The parrot was alive,
but the physical and mental torture left it without a voice . . . just what Vince
and his associates had intended.
* * * * *
Back in Clinton, Bear
again stowed the parrot in his sock drawer. The thing looked like a piece of
river driftwood, with its once bright, gaily colored body now dulled by the heartless
soaking in chlorinated pool water. Most importantly, the parrot had lost its
main attribute: the power of speech. No more “How ‘bout them Cowboys” for that bird; no more you know what,
figurative language. Nevertheless, Bear couldn’t easily forget the bird’s
glorious days of service and asked his mechanically adept son, Stan, to have a
look at the parrot’s sorry condition.
“I’ll give a go, Dad,”
the son promised. “You’re just wanting him to speak again, right?”
“That’s it. If you can
do this thing, I’ll be one proud Dad.”
“What about the wing?
You want me to firm it on better than last time?” Years before, Stan had
performed the original wing reattachment surgery.
“That would be
fantabulous, son. I’ve done raised you right.”
“Damn all. This thing
stinks something terrible.”
A week later, Bear had
the parrot in hand, miraculously and exceptionally brought back to life (plus a
$65 parts and service bill from his son). When he pressed the button and the
parrot sounded a full-throated, gin game winning war cry again, Bear thought it
all worth the price. But then came a most magical moment. The parrot spoke
without mechanical prompting.
“Call those assholes.”
Without missing a beat,
Bear grabbed his cell and hit Vince’s number.
“What’s up, loser?”
Vince answered.
Bear positioned his cell
next to the parrot’s beak.
“THE PARROT LIVES!”
roared the remarkable wooden-winged creature, its voice electric (what else?) .

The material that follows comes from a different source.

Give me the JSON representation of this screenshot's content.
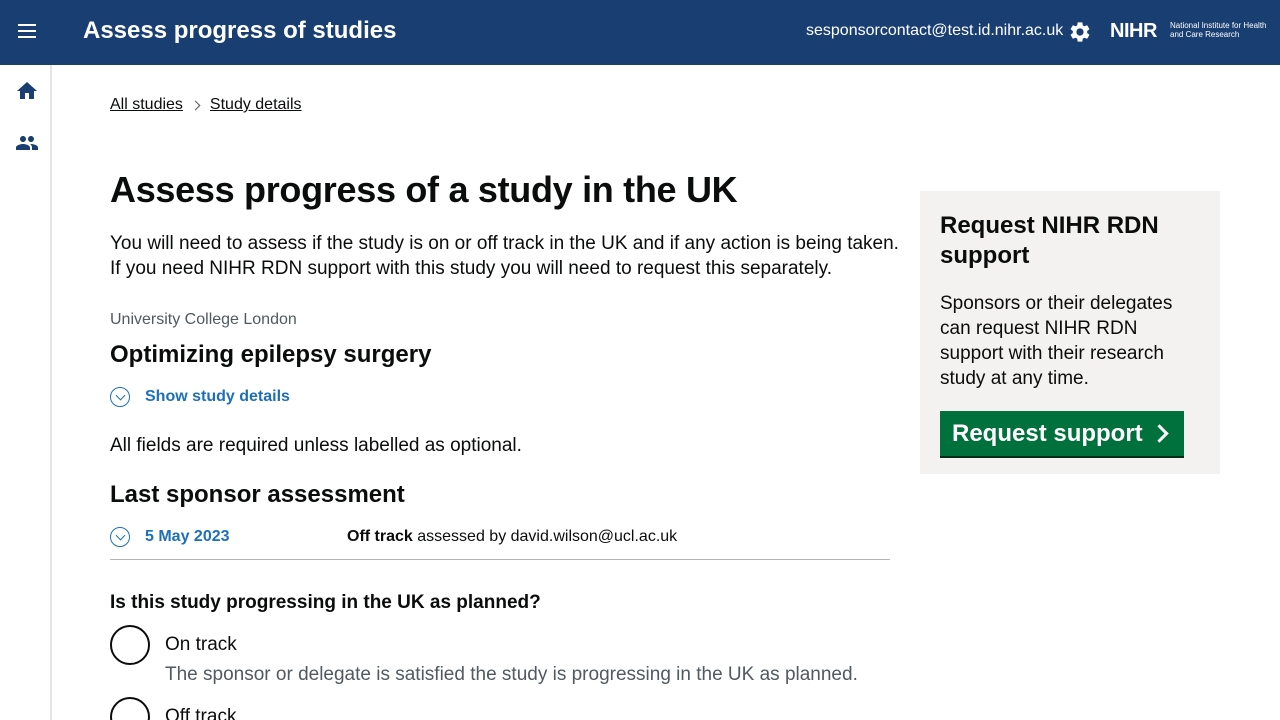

. . spirited . . . bold . . . with only a hint of gurgle.
Over the long days and restless nights remaining, the bird reviews what might be said if summoned and button pressed. A taunting challenge to arms? A brief and heart-rending parable? A brutish, foul-mouthed disparagement? Hmmm. All struck the parrot as unworthy of its place in history, and none would completely restore the excitement of those Vegas nights. Only one thing came close . . . “How ‘bout them Cowboys! ”
* * * * *
POSTSCRIPT: Despite the
parrot’s miracle resurrection, the bird’s enemies maintained their original
threats of fire, concrete entombment, evisceration, and a dip in the community
swimming pool. In fear of that vendetta, Bear’s parrot has remained mum,
entombed, retirement disturbed only by the incursion of male hosiery into its
resting place. Alas, reports are the parrot is aging fast and failing.